In the morning I caught a glimpse of myself in the metal mirror of the bathroom—arm in a sling, a swollen one-sided face, a beauty of a shiner. I found myself pissing blood.

I was released—I supposed on the grounds that I was still breathing. I walked a couple of blocks to the car line. A clear cold morning. I sat in the streetcar as it gradually was engulfed in the tide of men walking to work. I thought of trying to work the line with a broken arm. I was out of a job.

Men stepped aside to let the streetcar through. Faces looked up at me. I had pretended to be one of them. That was the detective’s sin.

When I got home I found Clara and Sandy James and the baby asleep in my bed. The house was cold and there was a fetid smell, faintly redolent of throw-up or death, it was a very personal smell of mourning or despair. I got the fire going in the coal stove—I was learning with each passing moment the surprises of a one-armed life.

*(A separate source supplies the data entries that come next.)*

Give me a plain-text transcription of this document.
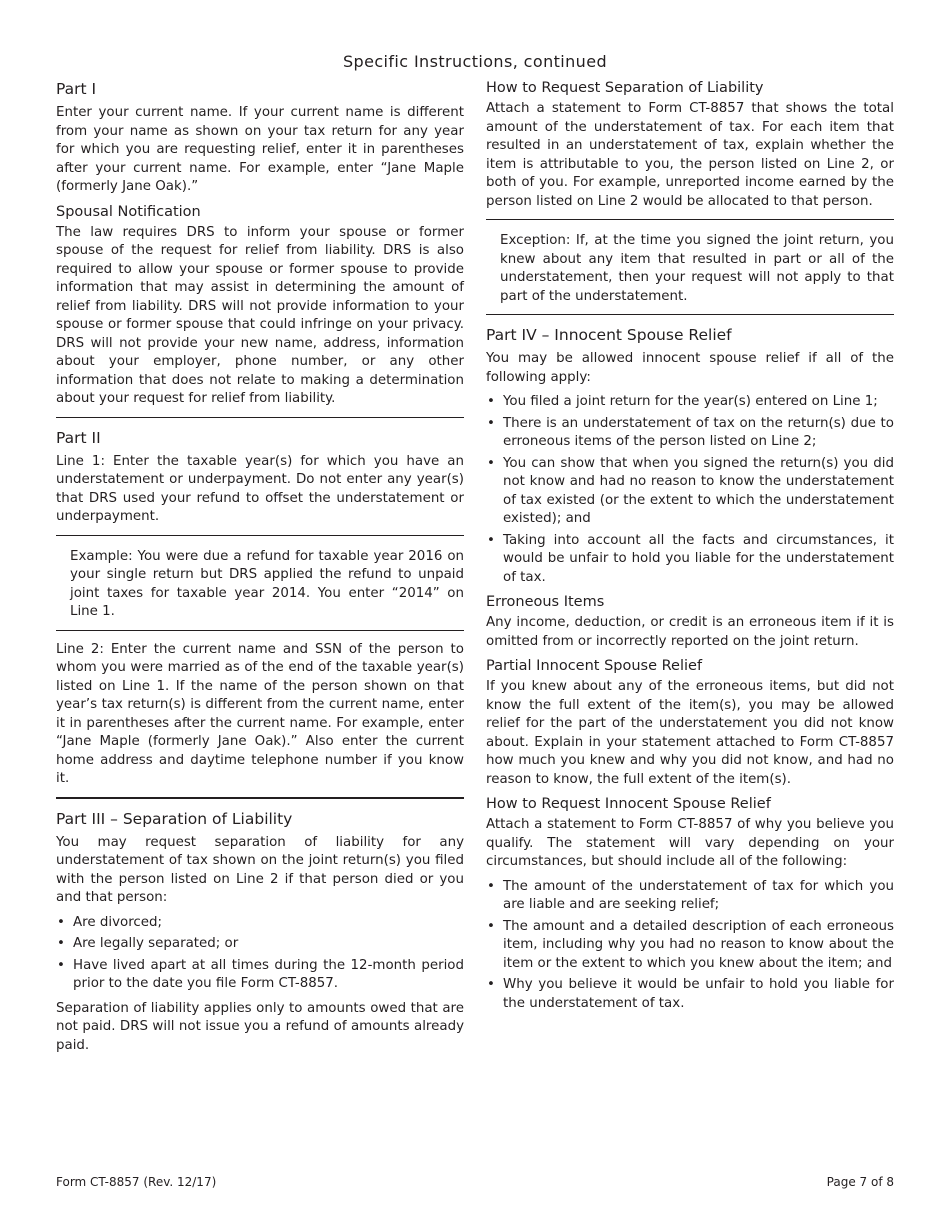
Specific Instructions, continued
Part I

Enter your current name. If your current name is different from your name as shown on your tax return for any year for which you are requesting relief, enter it in parentheses after your current name. For example, enter “Jane Maple (formerly Jane Oak).”

Spousal Notification

The law requires DRS to inform your spouse or former spouse of the request for relief from liability. DRS is also required to allow your spouse or former spouse to provide information that may assist in determining the amount of relief from liability. DRS will not provide information to your spouse or former spouse that could infringe on your privacy. DRS will not provide your new name, address, information about your employer, phone number, or any other information that does not relate to making a determination about your request for relief from liability.

Part II

Line 1: Enter the taxable year(s) for which you have an understatement or underpayment. Do not enter any year(s) that DRS used your refund to offset the understatement or underpayment.

Example: You were due a refund for taxable year 2016 on your single return but DRS applied the refund to unpaid joint taxes for taxable year 2014. You enter “2014” on Line 1.

Line 2: Enter the current name and SSN of the person to whom you were married as of the end of the taxable year(s) listed on Line 1. If the name of the person shown on that year’s tax return(s) is different from the current name, enter it in parentheses after the current name. For example, enter “Jane Maple (formerly Jane Oak).” Also enter the current home address and daytime telephone number if you know it.

Part III – Separation of Liability

You may request separation of liability for any understatement of tax shown on the joint return(s) you filed with the person listed on Line 2 if that person died or you and that person:

• Are divorced;
• Are legally separated; or
• Have lived apart at all times during the 12-month period prior to the date you file Form CT-8857.

Separation of liability applies only to amounts owed that are not paid. DRS will not issue you a refund of amounts already paid.

How to Request Separation of Liability

Attach a statement to Form CT-8857 that shows the total amount of the understatement of tax. For each item that resulted in an understatement of tax, explain whether the item is attributable to you, the person listed on Line 2, or both of you. For example, unreported income earned by the person listed on Line 2 would be allocated to that person.

Exception: If, at the time you signed the joint return, you knew about any item that resulted in part or all of the understatement, then your request will not apply to that part of the understatement.

Part IV – Innocent Spouse Relief

You may be allowed innocent spouse relief if all of the following apply:

• You filed a joint return for the year(s) entered on Line 1;
• There is an understatement of tax on the return(s) due to erroneous items of the person listed on Line 2;
• You can show that when you signed the return(s) you did not know and had no reason to know the understatement of tax existed (or the extent to which the understatement existed); and
• Taking into account all the facts and circumstances, it would be unfair to hold you liable for the understatement of tax.
Erroneous Items

Any income, deduction, or credit is an erroneous item if it is omitted from or incorrectly reported on the joint return.

Partial Innocent Spouse Relief

If you knew about any of the erroneous items, but did not know the full extent of the item(s), you may be allowed relief for the part of the understatement you did not know about. Explain in your statement attached to Form CT-8857 how much you knew and why you did not know, and had no reason to know, the full extent of the item(s).

How to Request Innocent Spouse Relief

Attach a statement to Form CT-8857 of why you believe you qualify. The statement will vary depending on your circumstances, but should include all of the following:

• The amount of the understatement of tax for which you are liable and are seeking relief;
• The amount and a detailed description of each erroneous item, including why you had no reason to know about the item or the extent to which you knew about the item; and
• Why you believe it would be unfair to hold you liable for the understatement of tax.
Form CT-8857 (Rev. 12/17)	Page 7 of 8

I went next door. The place was a shambles. Red’s desk had been jimmied open, the sofa cushions and chair cushions were piled up, the braided rug was thrown back, his collection of pulp magazines was tossed everywhere. His secretarial ledgers were on the floor, one with the names and addresses of the membership, another with his meeting minutes. I found boxes of mimeographed form letters, a loose-leaf folder with directives of the National Labor Relations Board, a scattered pack of blank union cards.

Inside the splintered front door, stuck in a crack, was the carbon copy of a handwritten memo dated some months before. It had been stepped
on. It was addressed to someone with the initials C.I.S. It was signed not with a name but with a number. But I could tell who the writer was, Red wrote a very chatty espionage report, very folksy. He spelled grievance
greevins
.

The bedroom was no less worked over. I straightened the mattress and lay down and pulled a blanket over me. I knew that I should be thinking but I couldn’t seem to make the effort. Eventually I fell asleep. A wind came along and worked at the broken front door, banging it open, banging it closed, and I kept waking or coming to with the intention of seeing who it was, who it was at the door who wanted to come into this pain and taste of blood.

In the parlor a man was picking up papers and tapping them into alignment on the floor. It was the tapping that woke me.

“Hey, pal,” he said.

He wore a topcoat that was open and followed him like a train as he duckwalked from one item to another. His hat was pushed back on his head.

He stood up with an effort. “Oh boy,” he said, “these old bones ain’t what they used to be.”

A lean face, pitted and scarred, very thick black eyebrows, and carbon-black eyes with deep grainy circles of black under them. A heavy five o’clock shadow. But the skin under all was pale and unhealthy-looking. He had collected Red’s union records and was stuffing them now in a briefcase. He righted the armchairs and looked under the cushions. He felt around the desk drawers. He stacked Red’s pulps, flipping through each one to see if there was anything in it. He was very thorough. And all the while he talked.